Тогда Ин-Ин пряталась за деревом, наблюдая, как Ксу работал в саду; слышала его шёпот, обращённый к вишне, будто духи могли сжалиться над его скорбью и помочь:

— Почему ты не можешь вернуть её?

А Ксу замечал, что вишня цвела ярче в последние ночи, но не знал, что это присутствия Ин-Ин. Он думал, что природа знает что-то, чего не знал он.


***

Той ночью ничто не предвещало беды, и Ин-Ин, как и всегда, устремилась к дому Ксу. Он что-то написал, опять, и что-то такое, что огнём вольётся в её вены; вновь взялся за чернила, и она не бежала, не мчалась даже — нет, вовсе парила над землёй, едва касаясь свежей травы лапами. Ин-Ин привычно проскользнула в дом, забралась в комнатушку с низким столом, за каким Ксу имел обыкновением писать, и прочитала три строки:

Тень в нашем саду,

Твой смех в весеннем ветру…

Так одиноко.

И сердце её вдруг затрепетало, будто могло чувствовать, будто чары И боле не сковывали всё то, что копилось столетиями жизни в тени людских судеб, таких коротких, но зачастую столь ярких, что оставалось лишь удивляться тому, как необыкновенно иные из них умели проводить ничтожные сроки. “Что-то не так, что не так”, — билась одна мысль в её голове, но Ин-Ин вдохнула поэзию, стирая её с таблички навсегда.
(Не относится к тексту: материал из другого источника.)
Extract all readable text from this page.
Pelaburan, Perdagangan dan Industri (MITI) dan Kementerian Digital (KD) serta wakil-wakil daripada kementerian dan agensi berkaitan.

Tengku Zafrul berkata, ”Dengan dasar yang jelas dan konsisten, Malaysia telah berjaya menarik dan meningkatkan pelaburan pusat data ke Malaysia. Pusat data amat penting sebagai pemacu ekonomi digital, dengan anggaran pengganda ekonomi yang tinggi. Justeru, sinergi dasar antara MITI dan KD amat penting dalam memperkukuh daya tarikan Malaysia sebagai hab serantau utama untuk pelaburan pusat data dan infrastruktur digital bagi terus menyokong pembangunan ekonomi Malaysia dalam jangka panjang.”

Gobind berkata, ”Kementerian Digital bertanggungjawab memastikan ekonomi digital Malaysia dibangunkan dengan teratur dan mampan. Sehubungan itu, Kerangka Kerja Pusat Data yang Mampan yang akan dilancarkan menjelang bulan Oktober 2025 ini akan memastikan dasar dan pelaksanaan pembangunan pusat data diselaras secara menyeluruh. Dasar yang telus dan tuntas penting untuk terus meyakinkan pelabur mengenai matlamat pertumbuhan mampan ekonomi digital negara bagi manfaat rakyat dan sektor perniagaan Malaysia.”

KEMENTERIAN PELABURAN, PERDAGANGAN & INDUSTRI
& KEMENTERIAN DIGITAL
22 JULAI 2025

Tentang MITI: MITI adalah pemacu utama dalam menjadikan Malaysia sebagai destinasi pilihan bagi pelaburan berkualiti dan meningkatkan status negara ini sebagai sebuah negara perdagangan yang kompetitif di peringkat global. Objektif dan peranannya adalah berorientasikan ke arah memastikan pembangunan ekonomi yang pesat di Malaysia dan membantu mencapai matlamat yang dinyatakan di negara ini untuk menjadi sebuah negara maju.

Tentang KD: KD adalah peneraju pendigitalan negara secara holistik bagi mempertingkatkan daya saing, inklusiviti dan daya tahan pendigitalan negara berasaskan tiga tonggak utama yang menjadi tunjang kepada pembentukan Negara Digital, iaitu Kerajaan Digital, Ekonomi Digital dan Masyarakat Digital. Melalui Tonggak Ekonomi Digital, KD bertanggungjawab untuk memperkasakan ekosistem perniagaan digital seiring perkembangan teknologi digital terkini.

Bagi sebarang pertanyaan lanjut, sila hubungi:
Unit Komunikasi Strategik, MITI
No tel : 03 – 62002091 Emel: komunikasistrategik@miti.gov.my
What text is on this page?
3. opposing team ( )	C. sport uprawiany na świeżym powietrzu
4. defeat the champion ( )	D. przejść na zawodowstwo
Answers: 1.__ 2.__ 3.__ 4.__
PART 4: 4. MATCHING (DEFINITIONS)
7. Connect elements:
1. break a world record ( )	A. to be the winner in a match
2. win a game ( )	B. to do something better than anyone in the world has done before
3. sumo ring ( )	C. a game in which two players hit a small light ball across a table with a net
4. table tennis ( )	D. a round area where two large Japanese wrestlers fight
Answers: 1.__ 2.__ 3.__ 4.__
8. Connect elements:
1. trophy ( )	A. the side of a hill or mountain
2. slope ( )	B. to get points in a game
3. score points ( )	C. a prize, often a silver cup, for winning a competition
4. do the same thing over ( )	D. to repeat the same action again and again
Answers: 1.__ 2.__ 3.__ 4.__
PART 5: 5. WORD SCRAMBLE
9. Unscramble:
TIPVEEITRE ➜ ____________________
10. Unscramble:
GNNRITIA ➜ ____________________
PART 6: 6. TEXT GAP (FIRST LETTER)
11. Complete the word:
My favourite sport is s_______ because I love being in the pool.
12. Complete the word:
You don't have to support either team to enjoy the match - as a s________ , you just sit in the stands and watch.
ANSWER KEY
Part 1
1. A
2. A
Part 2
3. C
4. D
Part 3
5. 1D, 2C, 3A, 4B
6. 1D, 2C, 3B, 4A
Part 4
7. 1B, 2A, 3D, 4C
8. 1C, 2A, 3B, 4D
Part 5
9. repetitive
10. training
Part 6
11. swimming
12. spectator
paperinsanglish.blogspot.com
Но на этот раз вкус был иным. Чернила не впились в плоть, как острые иглы, не растеклись сладкой яростью по жилам. Они осели в груди, холодом и жаром, и шерсть на загривке встала дыбом. “Не может быть”, — рыкнула она на себя, но в висках закололо, будто тысячи стеклянных булавок вонзались под кожу. Перед глазами мелькнул образ: Юки, стоящая в саду, смеющаяся, и Ксу, молчащий за её спиной, сжав кулаки, чтобы не выдать, как боится потерять её.

— Его страх, — пролепетала неслышно Ин-Ин, и язык её онемел от чужой боли, впервые ощутимой.

Она отшатнулась от стола, но было поздно. Слова впились в плоть, как заноза, и вдруг — лапы задрожали. Не от голода, не от ярости, не от гнева, не от усталости, не от истощения — не от чего-то злого, колючего, гадкого, пакостного, мерзкого, низкого и недостойного. От чего-то… другого. “Что ты со мной сделал?”, — хотела зарычать она, но из горла вырвался жалкий жалобный звук, почти человеческий и недостойный бессмертной лисицы. Внутри, глубоко под каменной плитой проклятия, зашевелилось нечто живое — тепло, щекочущее, как первые лучи весеннего солнца после затяжной зимы, какой, казалось, не настанет никогда конца.

“Я не должна чувствовать”, — пыталась отогнать волнительное переживание Ин-Ин, но то вцепилось в разум пиявкой. Лисица ведь и прежде крала стихи, куда более изысканные, из золотых залов, где поэты ткали и плели слова, как паутины, и она пила их без сожалений, не оставляя после себя ничего, кроме пустоты. Но это… это было нечто другое. “Он не просто скорбит, — поняла она вдруг. — Он помнит её, как живую. И любит всё ещё”.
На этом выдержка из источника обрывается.